Modularity in Argyres-Douglas Theories with $a=c$

Abstract: We consider a family of Argyres-Douglas theories, which are 4D $\mathcal N=2$ strongly coupled superconformal field theories (SCFTs) but share many features with 4D $\mathcal N=4 $ super-Yang-Mills theories. In particular, the two central charges of these theories are the same, namely $a=c$. We derive a simple and illuminating formula for the Schur index of these theories, which factorizes into the product of a Casimir term and a term referred to as the Schur partition function. While the former is controlled by the anomaly, the latter is identified with the vacuum character of the corresponding chiral algebra and is expected to satisfy the modular linear differential equation. Our simple expression for the Schur partition function, which can be regarded as the generalization of MacMahon's generalized sum-of-divisor function, allows one to numerically compute the series expansions efficiently, and furthermore find the corresponding modular linear differential equation.
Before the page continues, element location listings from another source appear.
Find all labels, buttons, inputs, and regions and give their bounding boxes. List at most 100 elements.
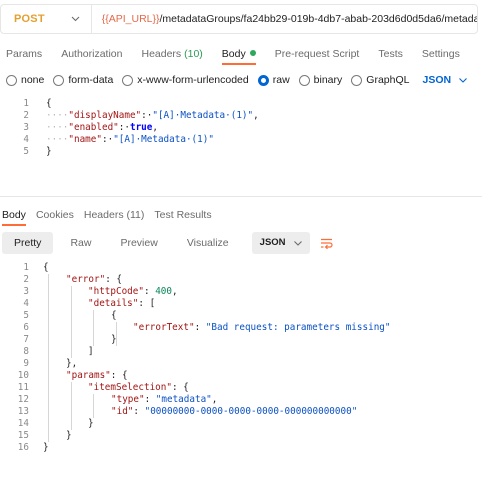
radio-none[interactable]: none bbox=[6, 74, 44, 86]
tab-authorization[interactable]: Authorization bbox=[61, 48, 122, 60]
radio-graphql[interactable]: GraphQL bbox=[351, 74, 409, 86]
response-tab-test-results[interactable]: Test Results bbox=[154, 209, 211, 221]
line-number: 16 bbox=[17, 442, 29, 453]
json-line: "details": [ bbox=[88, 298, 156, 309]
line-number: 10 bbox=[17, 370, 29, 381]
radio-circle bbox=[351, 74, 363, 86]
tab-body[interactable]: Body bbox=[221, 48, 256, 65]
code-line: 5 bbox=[0, 146, 29, 158]
code-line: 2 bbox=[0, 274, 29, 286]
body-indicator-dot bbox=[249, 50, 256, 56]
request-tabs: Params Authorization Headers (10) Body P… bbox=[0, 44, 479, 65]
tab-headers[interactable]: Headers (10) bbox=[141, 48, 202, 60]
line-number: 14 bbox=[17, 418, 29, 429]
response-headers-count: (11) bbox=[126, 209, 145, 221]
json-line: ····"name":·"[A]·Metadata·(1)" bbox=[46, 134, 214, 145]
json-brace: } bbox=[111, 334, 117, 345]
pane-divider[interactable] bbox=[0, 196, 482, 197]
code-line: 6 bbox=[0, 322, 29, 334]
indent-guide bbox=[93, 310, 94, 346]
view-pretty[interactable]: Pretty bbox=[2, 232, 54, 254]
chevron-down-icon bbox=[293, 240, 302, 246]
line-number: 5 bbox=[23, 146, 29, 157]
json-brace: } bbox=[46, 146, 52, 157]
response-tab-headers-label: Headers bbox=[83, 209, 124, 221]
line-number: 2 bbox=[23, 110, 29, 121]
tab-headers-label: Headers bbox=[141, 48, 182, 60]
code-line: 3 bbox=[0, 122, 29, 134]
line-number: 4 bbox=[23, 134, 29, 145]
json-brace: } bbox=[66, 430, 72, 441]
tab-settings[interactable]: Settings bbox=[422, 48, 460, 60]
json-brace: { bbox=[46, 98, 52, 109]
radio-urlencoded[interactable]: x-www-form-urlencoded bbox=[122, 74, 249, 86]
view-raw[interactable]: Raw bbox=[58, 232, 103, 254]
wrap-lines-icon bbox=[321, 238, 333, 249]
line-number: 1 bbox=[23, 98, 29, 109]
response-language-dropdown[interactable]: JSON bbox=[251, 232, 310, 254]
body-language-dropdown[interactable]: JSON bbox=[422, 74, 467, 86]
radio-circle bbox=[122, 74, 134, 86]
code-line: 1 bbox=[0, 98, 29, 110]
code-line: 4 bbox=[0, 134, 29, 146]
method-dropdown[interactable]: POST bbox=[1, 5, 92, 33]
json-line: "error": { bbox=[66, 274, 122, 285]
json-brace: } bbox=[88, 418, 94, 429]
request-url-bar: POST {{API_URL}}/metadataGroups/fa24bb29… bbox=[0, 4, 478, 34]
json-line: ····"displayName":·"[A]·Metadata·(1)", bbox=[46, 110, 259, 121]
response-tab-headers[interactable]: Headers (11) bbox=[84, 209, 145, 221]
line-number: 3 bbox=[23, 286, 29, 297]
code-line: 1 bbox=[0, 262, 29, 274]
line-number: 8 bbox=[23, 346, 29, 357]
request-body-editor[interactable]: 1 2 3 4 5 { ····"displayName":·"[A]·Meta… bbox=[0, 98, 482, 190]
radio-label: raw bbox=[272, 74, 290, 86]
tab-pre-request-script[interactable]: Pre-request Script bbox=[275, 48, 360, 60]
line-number: 12 bbox=[17, 394, 29, 405]
line-number: 7 bbox=[23, 334, 29, 345]
chevron-down-icon bbox=[71, 16, 80, 22]
url-variable: {{API_URL}} bbox=[101, 13, 160, 25]
response-tabs: Body Cookies Headers (11) Test Results bbox=[0, 206, 222, 226]
radio-circle bbox=[298, 74, 310, 86]
code-line: 5 bbox=[0, 310, 29, 322]
tab-tests[interactable]: Tests bbox=[378, 48, 403, 60]
radio-label: none bbox=[21, 74, 45, 86]
wrap-lines-button[interactable] bbox=[316, 232, 338, 254]
response-tab-cookies[interactable]: Cookies bbox=[36, 209, 74, 221]
radio-form-data[interactable]: form-data bbox=[53, 74, 113, 86]
view-preview[interactable]: Preview bbox=[108, 232, 169, 254]
body-language-label: JSON bbox=[422, 74, 452, 86]
radio-label: GraphQL bbox=[366, 74, 410, 86]
url-input[interactable]: {{API_URL}}/metadataGroups/fa24bb29-019b… bbox=[92, 13, 477, 25]
radio-circle bbox=[53, 74, 65, 86]
radio-circle bbox=[6, 74, 17, 86]
response-language-label: JSON bbox=[259, 237, 286, 248]
line-number: 2 bbox=[23, 274, 29, 285]
view-visualize[interactable]: Visualize bbox=[175, 232, 241, 254]
method-label: POST bbox=[14, 13, 45, 25]
json-line: "type": "metadata", bbox=[111, 394, 218, 405]
line-number: 11 bbox=[17, 382, 29, 393]
code-line: 15 bbox=[0, 430, 29, 442]
url-path: /metadataGroups/fa24bb29-019b-4db7-abab-… bbox=[159, 13, 477, 25]
tab-params[interactable]: Params bbox=[6, 48, 42, 60]
line-number: 6 bbox=[23, 322, 29, 333]
radio-raw[interactable]: raw bbox=[257, 74, 290, 86]
code-line: 9 bbox=[0, 358, 29, 370]
indent-guide bbox=[71, 382, 72, 430]
radio-binary[interactable]: binary bbox=[298, 74, 343, 86]
code-line: 4 bbox=[0, 298, 29, 310]
line-number: 5 bbox=[23, 310, 29, 321]
radio-label: binary bbox=[313, 74, 343, 86]
response-body-viewer[interactable]: 1 2 3 4 5 6 7 8 9 10 11 12 13 14 15 16 {… bbox=[0, 262, 482, 480]
code-line: 16 bbox=[0, 442, 29, 454]
json-bracket: ] bbox=[88, 346, 94, 357]
response-tab-body[interactable]: Body bbox=[2, 209, 26, 226]
json-line: "httpCode": 400, bbox=[88, 286, 178, 297]
radio-circle-checked bbox=[257, 74, 269, 86]
line-number: 4 bbox=[23, 298, 29, 309]
json-line: "itemSelection": { bbox=[88, 382, 189, 393]
tab-body-label: Body bbox=[221, 48, 246, 60]
line-number: 9 bbox=[23, 358, 29, 369]
line-number: 1 bbox=[23, 262, 29, 273]
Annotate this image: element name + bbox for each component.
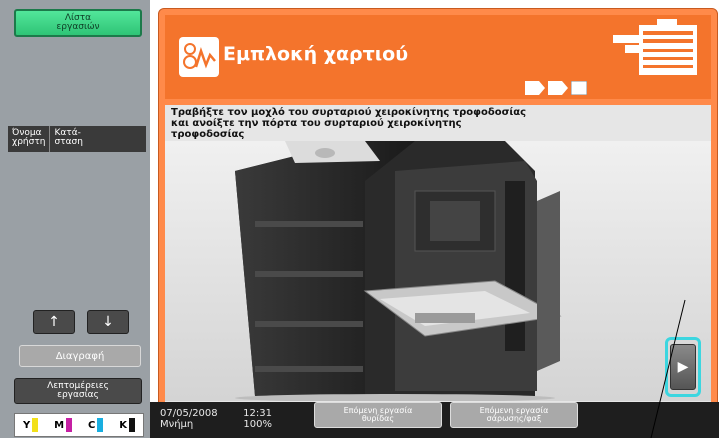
step-1-icon bbox=[525, 81, 545, 95]
next-scan-fax-job-button[interactable]: Επόμενη εργασία σάρωσης/φαξ bbox=[450, 402, 578, 428]
column-user-name: Όνομα χρήστη bbox=[12, 128, 46, 147]
job-list-label-line2: εργασιών bbox=[56, 22, 100, 32]
step-2-icon bbox=[548, 81, 568, 95]
arrow-up-icon: ↑ bbox=[48, 314, 60, 330]
memory-label: Μνήμη bbox=[160, 419, 194, 430]
instruction-text: Τραβήξτε τον μοχλό του συρταριού χειροκί… bbox=[171, 107, 527, 140]
scroll-down-button[interactable]: ↓ bbox=[87, 310, 129, 334]
step-3-icon bbox=[571, 81, 587, 95]
header: Εμπλοκή χαρτιού bbox=[165, 15, 711, 99]
job-details-label-line2: εργασίας bbox=[57, 390, 99, 400]
status-bar: 07/05/2008 12:31 Μνήμη 100% Επόμενη εργα… bbox=[150, 402, 719, 438]
toner-y: Y bbox=[23, 418, 39, 432]
job-list-column-header: Όνομα χρήστη Κατά- σταση bbox=[8, 126, 146, 152]
toner-levels: Y M C K bbox=[14, 413, 144, 437]
job-details-button[interactable]: Λεπτομέρειες εργασίας bbox=[14, 378, 142, 404]
toner-m: M bbox=[54, 418, 73, 432]
time-text: 12:31 bbox=[243, 408, 272, 419]
printer-illustration bbox=[165, 141, 711, 401]
scroll-up-button[interactable]: ↑ bbox=[33, 310, 75, 334]
next-arrow-icon: ▶ bbox=[670, 344, 696, 390]
arrow-down-icon: ↓ bbox=[102, 314, 114, 330]
date-text: 07/05/2008 bbox=[160, 408, 218, 419]
printer-icon bbox=[613, 19, 697, 75]
delete-label: Διαγραφή bbox=[55, 350, 105, 362]
memory-value: 100% bbox=[243, 419, 272, 430]
delete-button[interactable]: Διαγραφή bbox=[19, 345, 141, 367]
next-step-button[interactable]: ▶ bbox=[665, 337, 701, 397]
sidebar: Λίστα εργασιών Όνομα χρήστη Κατά- σταση … bbox=[0, 0, 150, 438]
toner-c: C bbox=[88, 418, 104, 432]
job-list-button[interactable]: Λίστα εργασιών bbox=[14, 9, 142, 37]
page-title: Εμπλοκή χαρτιού bbox=[223, 43, 409, 65]
main-panel: Εμπλοκή χαρτιού Τραβήξτε τον μοχλό του σ… bbox=[158, 8, 718, 404]
instruction-panel: Τραβήξτε τον μοχλό του συρταριού χειροκί… bbox=[165, 105, 711, 403]
step-indicator bbox=[525, 81, 587, 95]
column-status: Κατά- σταση bbox=[49, 126, 86, 152]
next-box-job-button[interactable]: Επόμενη εργασία θυρίδας bbox=[314, 402, 442, 428]
paper-jam-icon bbox=[179, 37, 219, 77]
datetime-display: 07/05/2008 12:31 Μνήμη 100% bbox=[160, 408, 272, 430]
toner-k: K bbox=[119, 418, 136, 432]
In a special case where the chiral algebra is known, we are able to derive the corresponding modular linear differential equation using Zhu's recursion relation. We further study the solutions to the modular linear differential equations and discuss their modular transformations. As an application, we study the high temperature limit or the Cardy-like limit of the Schur index using its simple expression and modular properties, thus shedding light on the 1/4-BPS microstates of genuine $\mathcal N=2$ SCFTs with $a=c$ and their dual quantum gravity via the AdS/CFT correspondence.